Narrative Summary: Trabectedin is a chemotherapy used in sarcoma (a rare cancer). A unique toxicity of trabectedin is rhabdomyolysis (muscle break-down) which can be mild, but sometimes leads to kidney failure and death. Given the potential for severe consequences, physicians are often wary about re-administering trabectedin once a patient has had this toxicity. There may be instances, however, where trabectedin re-challenge can be safe. Identifying parameters for re-treatment with trabectedin after mild or moderate muscle break-down will help physicians make more informed treatment decisions and will help prevent premature discontinuation of this drug in patients who are benefiting.
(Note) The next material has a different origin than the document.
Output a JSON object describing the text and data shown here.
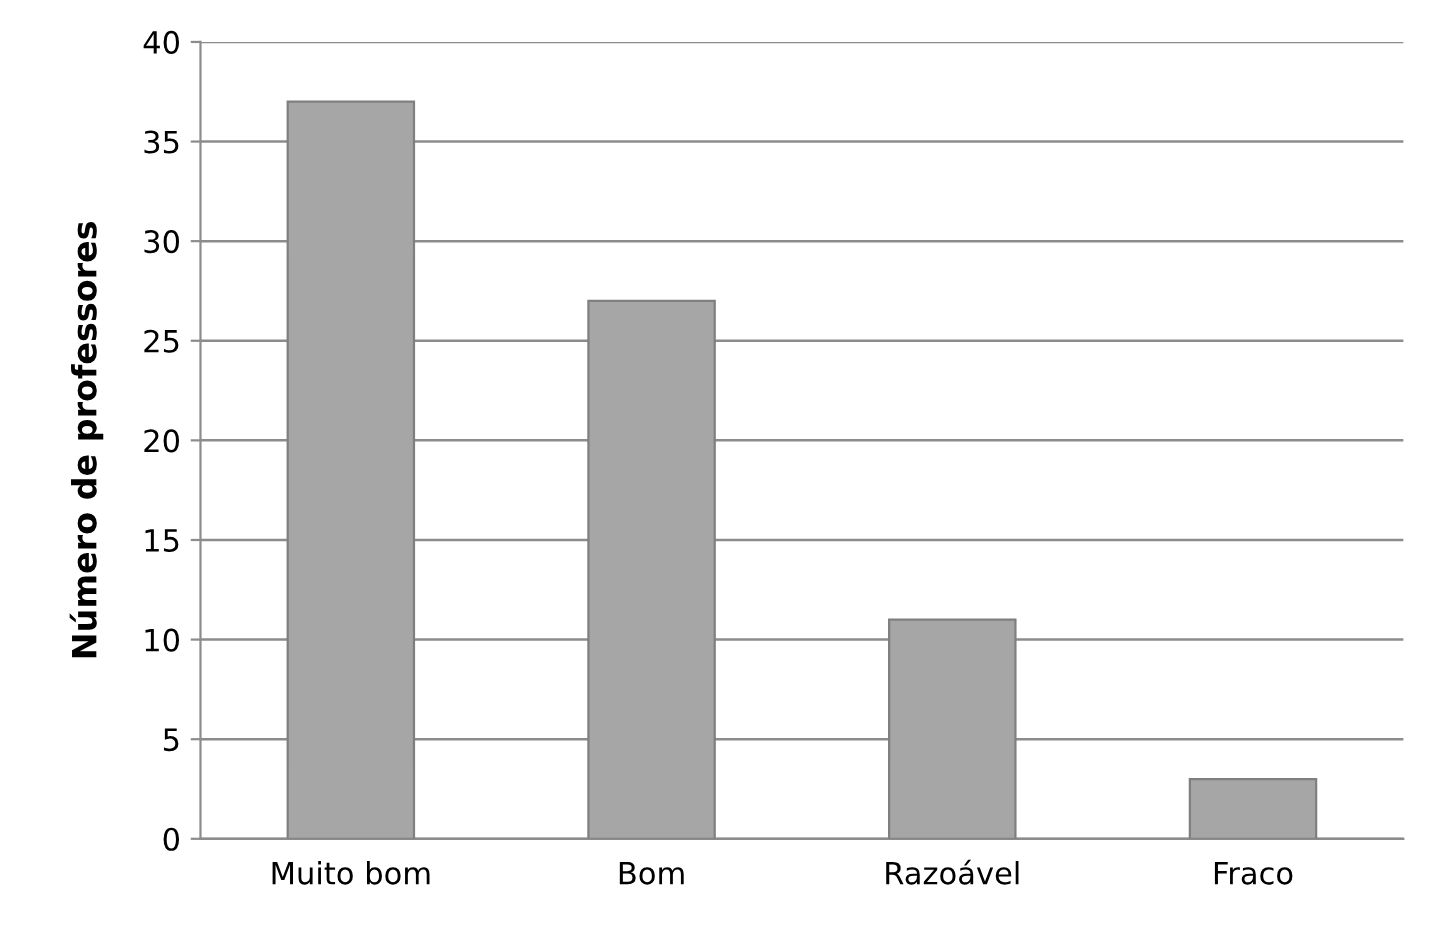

Anticipated Project Start: May 2018
Analysis Completion Date: September 2018
Draft Manuscript and Results Reported to YODA Project: January 2019
Dissemination Plan: We would expect to have an abstract submitted to the American Society of Clinical Oncology Conference 2019. In addition, we would consider submitting the manuscript to journals such as American Journal of Oncology, Oncologist, Sarcoma or Clinical Sarcoma Research all of which have had articles related to trabectedin in the past.
1. Italiano A, Mathoulin-Pelissier S, Cesne AL, et al: Trends in survival for patients with metastatic soft-tissue sarcoma. Cancer 117:1049-54, 2011
2. Grosso F, D’Incalci M, Cartoafa M, Nieto A, Fernndez-Teruel C, Alfaro V, Lardelli P, Roy E, Gmez J, Kahatt C, Soto-Matos A, Judson I. A comprehensive safety analysis confirms rhabdomyolysis as an uncommon adverse reaction in patients treated with trabectedin. Cancer Chemother Pharmacol. 2012 Jun;69(6):1557-65. doi: 10.1007/s00280-012-1864-4. Epub 2012 Apr 7.